We should also be concerned about degradation of northern Australian landscapes because this provides a performance measure on our management. Most landholders and other natural resource managers want to leave a positive legacy for the next generation. Most descriptions of sustainable development recognise as an explicit principle that development should entail no net biodiversity loss. It reflects poorly on managers if species are lost or environments become degraded on their lands and under their management.

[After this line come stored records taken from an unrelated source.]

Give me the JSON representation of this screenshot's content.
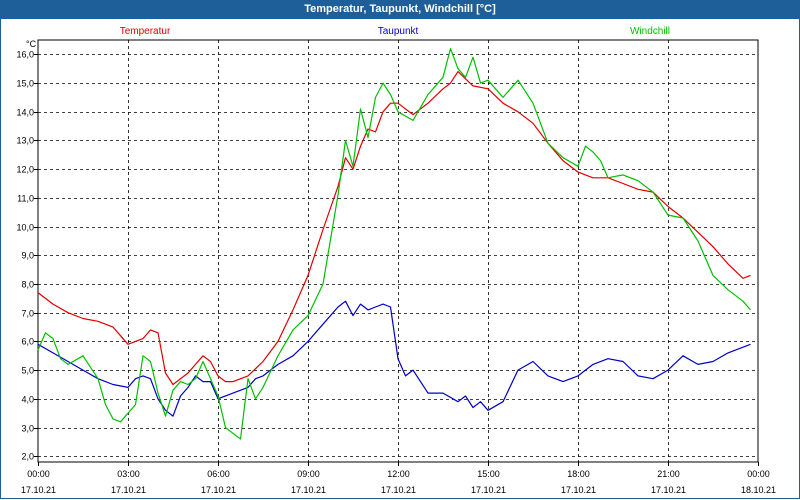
{
  "window": {
    "title": "Temperatur, Taupunkt, Windchill [°C]"
  },
  "chart_data": {
    "type": "line",
    "title": "Temperatur, Taupunkt, Windchill [°C]",
    "ylabel": "°C",
    "xlabel": "",
    "ylim": [
      1.8,
      16.5
    ],
    "xlim_hours": [
      0,
      24
    ],
    "grid": true,
    "legend_placement": "top",
    "y_ticks": [
      "2,0",
      "3,0",
      "4,0",
      "5,0",
      "6,0",
      "7,0",
      "8,0",
      "9,0",
      "10,0",
      "11,0",
      "12,0",
      "13,0",
      "14,0",
      "15,0",
      "16,0"
    ],
    "x_ticks": [
      {
        "time": "00:00",
        "date": "17.10.21"
      },
      {
        "time": "03:00",
        "date": "17.10.21"
      },
      {
        "time": "06:00",
        "date": "17.10.21"
      },
      {
        "time": "09:00",
        "date": "17.10.21"
      },
      {
        "time": "12:00",
        "date": "17.10.21"
      },
      {
        "time": "15:00",
        "date": "17.10.21"
      },
      {
        "time": "18:00",
        "date": "17.10.21"
      },
      {
        "time": "21:00",
        "date": "17.10.21"
      },
      {
        "time": "00:00",
        "date": "18.10.21"
      }
    ],
    "series": [
      {
        "name": "Temperatur",
        "color": "#e00000",
        "x": [
          0,
          0.5,
          1,
          1.5,
          2,
          2.5,
          2.75,
          3,
          3.5,
          3.75,
          4,
          4.25,
          4.5,
          5,
          5.25,
          5.5,
          5.75,
          6,
          6.25,
          6.5,
          7,
          7.5,
          8,
          8.5,
          9,
          9.5,
          10,
          10.25,
          10.5,
          10.75,
          11,
          11.25,
          11.5,
          11.75,
          12,
          12.5,
          13,
          13.5,
          13.75,
          14,
          14.5,
          15,
          15.5,
          16,
          16.5,
          17,
          17.5,
          18,
          18.5,
          19,
          19.5,
          20,
          20.5,
          21,
          21.5,
          22,
          22.5,
          23,
          23.5,
          23.75
        ],
        "values": [
          7.7,
          7.3,
          7.0,
          6.8,
          6.7,
          6.5,
          6.2,
          5.9,
          6.1,
          6.4,
          6.3,
          4.9,
          4.5,
          4.9,
          5.2,
          5.5,
          5.3,
          4.8,
          4.6,
          4.6,
          4.8,
          5.3,
          6.0,
          7.1,
          8.3,
          9.9,
          11.4,
          12.4,
          12.0,
          12.8,
          13.4,
          13.3,
          14.0,
          14.3,
          14.3,
          13.9,
          14.3,
          14.8,
          15.0,
          15.4,
          14.9,
          14.8,
          14.3,
          14.0,
          13.6,
          12.9,
          12.3,
          11.9,
          11.7,
          11.7,
          11.5,
          11.3,
          11.2,
          10.7,
          10.3,
          9.8,
          9.3,
          8.7,
          8.2,
          8.3
        ]
      },
      {
        "name": "Taupunkt",
        "color": "#0000c8",
        "x": [
          0,
          0.5,
          1,
          1.5,
          2,
          2.5,
          3,
          3.25,
          3.5,
          3.75,
          4,
          4.25,
          4.5,
          4.75,
          5,
          5.25,
          5.5,
          5.75,
          6,
          6.5,
          7,
          7.25,
          7.5,
          8,
          8.5,
          9,
          9.5,
          10,
          10.25,
          10.5,
          10.75,
          11,
          11.25,
          11.5,
          11.75,
          12,
          12.25,
          12.5,
          13,
          13.5,
          14,
          14.25,
          14.5,
          14.75,
          15,
          15.5,
          16,
          16.5,
          17,
          17.5,
          18,
          18.5,
          19,
          19.5,
          20,
          20.5,
          21,
          21.5,
          22,
          22.5,
          23,
          23.5,
          23.75
        ],
        "values": [
          5.9,
          5.6,
          5.3,
          5.0,
          4.7,
          4.5,
          4.4,
          4.7,
          4.8,
          4.7,
          4.0,
          3.6,
          3.4,
          4.1,
          4.4,
          4.8,
          4.6,
          4.6,
          4.0,
          4.2,
          4.4,
          4.7,
          4.8,
          5.2,
          5.5,
          6.0,
          6.6,
          7.2,
          7.4,
          6.9,
          7.3,
          7.1,
          7.2,
          7.3,
          7.2,
          5.4,
          4.8,
          5.0,
          4.2,
          4.2,
          3.9,
          4.1,
          3.7,
          3.9,
          3.6,
          3.9,
          5.0,
          5.3,
          4.8,
          4.6,
          4.8,
          5.2,
          5.4,
          5.3,
          4.8,
          4.7,
          5.0,
          5.5,
          5.2,
          5.3,
          5.6,
          5.8,
          5.9
        ]
      },
      {
        "name": "Windchill",
        "color": "#00c000",
        "x": [
          0,
          0.25,
          0.5,
          0.75,
          1,
          1.5,
          2,
          2.25,
          2.5,
          2.75,
          3,
          3.25,
          3.5,
          3.75,
          4,
          4.25,
          4.5,
          4.75,
          5,
          5.25,
          5.5,
          5.75,
          6,
          6.25,
          6.5,
          6.75,
          7,
          7.25,
          7.5,
          8,
          8.5,
          9,
          9.5,
          10,
          10.25,
          10.5,
          10.75,
          11,
          11.25,
          11.5,
          11.75,
          12,
          12.5,
          13,
          13.5,
          13.75,
          14,
          14.25,
          14.5,
          14.75,
          15,
          15.5,
          16,
          16.5,
          17,
          17.5,
          18,
          18.25,
          18.5,
          18.75,
          19,
          19.5,
          20,
          20.5,
          21,
          21.5,
          22,
          22.5,
          23,
          23.5,
          23.75
        ],
        "values": [
          5.7,
          6.3,
          6.1,
          5.4,
          5.2,
          5.5,
          4.7,
          3.8,
          3.3,
          3.2,
          3.5,
          3.8,
          5.5,
          5.3,
          4.2,
          3.4,
          4.3,
          4.6,
          4.5,
          4.7,
          5.3,
          4.7,
          4.1,
          3.0,
          2.8,
          2.6,
          4.7,
          4.0,
          4.4,
          5.5,
          6.4,
          6.9,
          8.0,
          11.1,
          13.0,
          12.1,
          14.1,
          13.1,
          14.5,
          15.0,
          14.6,
          14.0,
          13.7,
          14.6,
          15.2,
          16.2,
          15.5,
          15.2,
          15.9,
          15.0,
          15.1,
          14.5,
          15.1,
          14.3,
          12.9,
          12.4,
          12.1,
          12.8,
          12.6,
          12.3,
          11.7,
          11.8,
          11.6,
          11.2,
          10.4,
          10.3,
          9.5,
          8.3,
          7.8,
          7.4,
          7.1
        ]
      }
    ]
  }
}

There are legal and policy reasons to maintain the integrity of these systems. Australia has international legal obligations to conserve biodiversity, including those stemming from the Convention on Biological Diversity. Our national and state legislations, notably the Environment Protection and Biodiversity Conservation Act 1999, commit Australia to conserving biodiversity and to ensuring that developments occur within sustainable limits.
Species have their own intrinsic worth. The UN World Charter for Nature, states that ‘Every form of life is unique, warranting respect regardless of its worth to Man’. and that ‘Mankind is a part of nature and life depends on the uninterrupted flow of natural systems’ (United Nations 1982). Every species has some right to persist. And the world would somehow be a poorer place without Gouldian Finches, Golden Bandicoots or any of the other species that are declining or under threat in Northern Australia.
Action is needed to address this situation. Kimberley to Cape is committed to achieving a better future for this land and its people.